About this Article -

This article was crafted using a human-AI hybrid and collaborative approach. AI assisted our team with initial drafting, research insights, identifying key questions, and image generation. Our human editors guided topic selection, defined the angle, structured the content, ensured factual accuracy and relevance, refined the tone, and conducted thorough editing to deliver helpful, high-quality information.See our About page for more information.

This article is based on research published under:

DOI-LINK: 10.4267/2042/44541, Alternate LINK

Title: T(8;17)(P12;Q25)

Subject: Cancer Research

Journal: Atlas of Genetics and Cytogenetics in Oncology and Haematology

Publisher: INIST-CNRS

Authors: Jl Huret

Published: 2011-11-01

Everything You Need To Know

What is the t(8;17)(p12;q25) translocation, and how does it relate to leukemia?

The t(8;17)(p12;q25) translocation is a genetic anomaly where parts of chromosome 8 and chromosome 17 switch places. Specifically, a piece from the short arm (p12) of chromosome 8 exchanges with a piece from the long arm (q25) of chromosome 17. This translocation is linked to leukemia because it often involves the Fibroblast Growth Factor Receptor 1 (FGFR1) gene, located at 8p12. This disruption can lead to uncontrolled cell proliferation and, consequently, leukemia development.

What is the role of FGFR1 in the context of the t(8;17) translocation?

FGFR1, a receptor tyrosine kinase, is critically involved in cell growth, differentiation, and angiogenesis. In the t(8;17) translocation, FGFR1 can be disrupted or inappropriately activated. This dysregulation of FGFR1 leads to excessive cell growth and division, a hallmark of leukemia. The translocation can cause the FGFR1 gene to become dysregulated, leading to uncontrolled cell proliferation that contributes to the onset and progression of leukemia.

What are the clinical implications of the t(8;17) translocation in leukemia?

The t(8;17) translocation is associated with specific types of hematological malignancies, including myeloproliferative neoplasms and, in some cases, acute leukemias. Understanding the clinical context and the specific features of the translocation is essential for accurate diagnosis. This knowledge helps guide treatment strategies tailored to the individual patient, potentially improving outcomes and quality of life. The presence of this translocation influences disease presentation and treatment approaches.

How does the t(8;17) translocation lead to leukemia development, specifically?

The t(8;17) translocation initiates leukemia development through several mechanisms.
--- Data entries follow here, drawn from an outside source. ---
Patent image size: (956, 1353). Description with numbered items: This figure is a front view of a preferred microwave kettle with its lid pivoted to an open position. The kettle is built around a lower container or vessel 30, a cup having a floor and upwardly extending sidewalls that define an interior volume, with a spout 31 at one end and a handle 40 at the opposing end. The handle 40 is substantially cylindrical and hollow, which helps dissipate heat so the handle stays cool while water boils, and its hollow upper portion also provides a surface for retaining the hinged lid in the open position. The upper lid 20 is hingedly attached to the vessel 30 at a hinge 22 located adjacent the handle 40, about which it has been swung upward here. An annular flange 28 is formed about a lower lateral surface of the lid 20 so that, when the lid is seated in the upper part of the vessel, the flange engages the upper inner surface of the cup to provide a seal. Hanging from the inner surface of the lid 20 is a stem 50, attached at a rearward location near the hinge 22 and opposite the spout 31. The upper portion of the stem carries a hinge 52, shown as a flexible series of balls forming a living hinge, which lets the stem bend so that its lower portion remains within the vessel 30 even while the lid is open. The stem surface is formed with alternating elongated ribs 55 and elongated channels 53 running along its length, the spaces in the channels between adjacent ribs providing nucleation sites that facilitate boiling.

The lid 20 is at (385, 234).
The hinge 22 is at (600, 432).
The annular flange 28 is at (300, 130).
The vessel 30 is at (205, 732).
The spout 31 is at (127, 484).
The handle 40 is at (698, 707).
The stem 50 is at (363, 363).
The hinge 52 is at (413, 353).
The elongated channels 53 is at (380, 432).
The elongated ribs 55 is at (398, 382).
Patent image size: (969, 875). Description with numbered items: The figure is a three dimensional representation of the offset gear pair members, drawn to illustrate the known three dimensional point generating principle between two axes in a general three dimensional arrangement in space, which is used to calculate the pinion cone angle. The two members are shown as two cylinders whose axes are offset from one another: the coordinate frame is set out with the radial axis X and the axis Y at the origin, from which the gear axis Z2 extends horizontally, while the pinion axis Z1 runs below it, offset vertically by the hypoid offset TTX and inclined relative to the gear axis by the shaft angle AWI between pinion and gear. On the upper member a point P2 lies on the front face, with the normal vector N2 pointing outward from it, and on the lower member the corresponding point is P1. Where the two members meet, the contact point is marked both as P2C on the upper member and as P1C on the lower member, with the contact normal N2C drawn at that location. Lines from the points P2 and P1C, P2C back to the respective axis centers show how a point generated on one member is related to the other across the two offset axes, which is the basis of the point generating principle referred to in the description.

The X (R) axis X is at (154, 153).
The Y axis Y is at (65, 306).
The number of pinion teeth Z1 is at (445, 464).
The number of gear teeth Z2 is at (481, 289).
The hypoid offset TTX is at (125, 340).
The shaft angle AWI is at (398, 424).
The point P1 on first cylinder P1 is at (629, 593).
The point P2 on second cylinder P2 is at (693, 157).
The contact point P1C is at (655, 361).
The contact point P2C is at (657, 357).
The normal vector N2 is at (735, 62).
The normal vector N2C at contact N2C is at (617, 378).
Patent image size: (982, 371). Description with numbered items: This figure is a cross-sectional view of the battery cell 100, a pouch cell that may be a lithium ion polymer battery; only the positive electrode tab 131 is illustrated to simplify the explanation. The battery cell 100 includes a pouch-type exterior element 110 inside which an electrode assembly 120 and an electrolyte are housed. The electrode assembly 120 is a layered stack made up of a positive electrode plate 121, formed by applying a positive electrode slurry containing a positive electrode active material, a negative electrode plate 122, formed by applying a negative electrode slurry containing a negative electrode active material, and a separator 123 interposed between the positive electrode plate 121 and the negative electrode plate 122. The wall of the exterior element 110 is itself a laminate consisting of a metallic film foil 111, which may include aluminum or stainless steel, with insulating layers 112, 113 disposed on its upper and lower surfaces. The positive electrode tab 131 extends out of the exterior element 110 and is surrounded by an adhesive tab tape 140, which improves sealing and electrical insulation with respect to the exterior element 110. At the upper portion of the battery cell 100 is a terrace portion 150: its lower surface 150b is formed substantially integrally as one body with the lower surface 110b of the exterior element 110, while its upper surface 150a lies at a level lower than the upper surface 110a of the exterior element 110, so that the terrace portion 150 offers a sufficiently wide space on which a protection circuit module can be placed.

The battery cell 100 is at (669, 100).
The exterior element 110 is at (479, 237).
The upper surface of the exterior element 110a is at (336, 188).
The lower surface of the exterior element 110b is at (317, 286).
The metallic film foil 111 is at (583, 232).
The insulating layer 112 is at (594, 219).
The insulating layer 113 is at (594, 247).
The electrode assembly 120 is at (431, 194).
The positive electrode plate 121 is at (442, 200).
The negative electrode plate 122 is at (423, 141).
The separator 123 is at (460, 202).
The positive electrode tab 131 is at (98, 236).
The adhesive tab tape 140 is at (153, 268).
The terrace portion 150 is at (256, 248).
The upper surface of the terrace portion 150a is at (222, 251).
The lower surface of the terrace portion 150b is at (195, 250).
Firstly, the translocation can disrupt the normal function of genes at the breakpoints, particularly FGFR1. Secondly, this disruption can lead to uncontrolled cell proliferation as FGFR1 becomes dysregulated, causing excessive cell growth and division. Ultimately, the abnormal proliferation of cells due to the translocation contributes to the onset and progression of leukemia. The precise effects depend on the specific genes involved and the cellular context.

What are the future directions in research and treatment for leukemia patients with the t(8;17) translocation?

Future research directions include continued investigation into the t(8;17) translocation and its effects on FGFR1 signaling pathways to develop more effective, targeted therapies. Clinical trials focusing on patients with this specific translocation are crucial for understanding optimal treatment strategies and long-term outcomes. As genetic sequencing and diagnostic technologies advance, a more comprehensive understanding of the molecular landscape in these leukemias will pave the way for personalized medicine approaches, improving patient outcomes and quality of life.